Мне пришло на ум, что камергер дурачит меня. Я уже приметил, что сие было как бы обыкновением среди масонов.
— Хотелось бы поехать с вами, учитель, — мечтательно сказал я. — Лучше раз увидеть живое дело, чем тысячу раз слышать о нём.
— Ты льстишь, и сие подозрительно. Взять тебя уже решительно невозможно.
— И у вас не будет неудобств в сообщениях с тамошними братьями?
— Тем и велик Орден, что братья его по всему миру трудятся над возведением единого здания. Мы первыми устанавливаем мосты между народами, и они прочнее и выше всякой политики и всяких соображений языка и народного быта.
— И всё же народы не торопятся понять наши цели, — с притворным вздохом сказал я. — Если от темноты, то долго, слишком долго длится мрак на земле. Вы говорили, первым великим мастером был Неврод, преемники же его — Соломон, Кир и Навуходоносор.[49]
Иные из императоров Рима усердно покровительствовали тайным ложам света. Когда сие было? Много ли мы преуспели?— Бессомненно, — отвечал камергер, — мы преуспели. И сами не торопимся рассеять мрак. Хорошенько помысли, и ты поймёшь, что всякая тайна требует мрака… Именно во мраке, не страшась наводнений, засух и мирских страстей, мы неустанно возводили своё здание, и ныне весь мир соткан из золотых нитей наших одежд. Восток и Запад, Север и Юг — мы движемся неостановимо, разрушая преграды… И здесь, в России, настолько унавожена почва, что иные из птенцов Петра, окрепнув, основали новые гнёзда. Барон Лефорт двадцать лет назад возобновил наше дело в Польше, найдя опору в Станиславе Мнишке.
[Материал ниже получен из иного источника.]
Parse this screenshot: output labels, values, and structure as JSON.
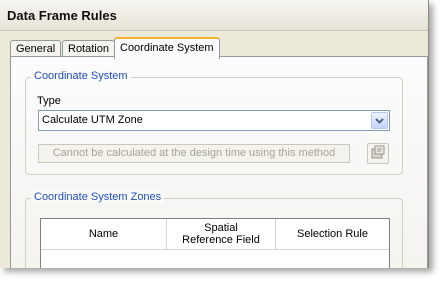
{
  "window": {
    "title": "Data Frame Rules"
  },
  "tabs": [
    {
      "label": "General"
    },
    {
      "label": "Rotation"
    },
    {
      "label": "Coordinate System"
    }
  ],
  "coordinate_system": {
    "group_label": "Coordinate System",
    "type_label": "Type",
    "type_value": "Calculate UTM Zone",
    "disabled_button_label": "Cannot be calculated at the design time using this method"
  },
  "zones": {
    "group_label": "Coordinate System Zones",
    "columns": [
      "Name",
      "Spatial\nReference Field",
      "Selection Rule"
    ]
  },
  "icons": {
    "dropdown": "chevron-down-icon",
    "properties": "properties-icon"
  }
}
— Люди любят свободу, — сказал я. — Не все захотят поклоняться новому богу.
— Заставим, — уверенно произнёс камергер. — Ложь, что человек рождён для свободы. Он рождён для рабства, и вся задача заключается лишь в том, чтобы сделать рабство привлекательным, а рабов утешливыми. Возьми младенца на другой день после того, как он покинул материнское чрево. Его уже сковывают сословие, достаток родителей, предрассудки века… Должно громче всех говорить о свободе, но свободу надо выкорчёвывать, так мы легче добьёмся общего освобождения. Если угодно, нам выгодно полное бесправие людей, и сие примечательный парадокс. Но, как говорит Каббала и вся оккультная наука,[50]
вселенная держится не на слонах, а на парадоксах. Бесправные раболепны, а раболепные не смеют и заикаться о правде. Не имея представления об истине и правде, они никогда не выберутся из трясины противоречий, которые сами же породили.— Не понимаю, как сие послужит утверждению всемирного братства.
— Не требуй объяснений, ты ещё у самых истоков просвещения! Мы освободим Россию тогда и только тогда, когда русские станут ненавидеть Россию и сожалеть, что они рождены в ней!.. Ты ещё очень мало знаешь людей, мой друг. И знать народы, зная своих домашних, слуг и сослуживцев, никак неможно… Увеличение числа меняет и его закон. Люди любят чудо, а не правду, и охотнее поклоняются силе, а не истине. Все они лентяи, потому что рабы, не осознавшие себя!
— В ваших словах, учитель, всё столь перемешано, что трудно возразить против них.
— Преувеличенный Бог — уже бес. Всё, что несоразмерно, — лживо, запомни сие! В жизни нет людей, которые были бы красивее всех прочих или умнее всех прочих. Так и среди истин нет тех, какие были бы главнее самых обыденных: труд, добро, благодарность, любовь. И Богу большего понять не дано!..
Умел, умел многоопытный обольститель обращать сомнения в свою пользу! Видать, и его учили годами напускать туман в человеческую голову. Он перемешивал ложь и правду столь ловко, что и заядлому спорщику было не просто ухватить его за руку.
Камергер неприметно, но цепко наблюдал за мною, от него не ускользали малейшие движения души. Будь я менее терпелив, более слаб и податлив, он непременно застиг бы меня врасплох.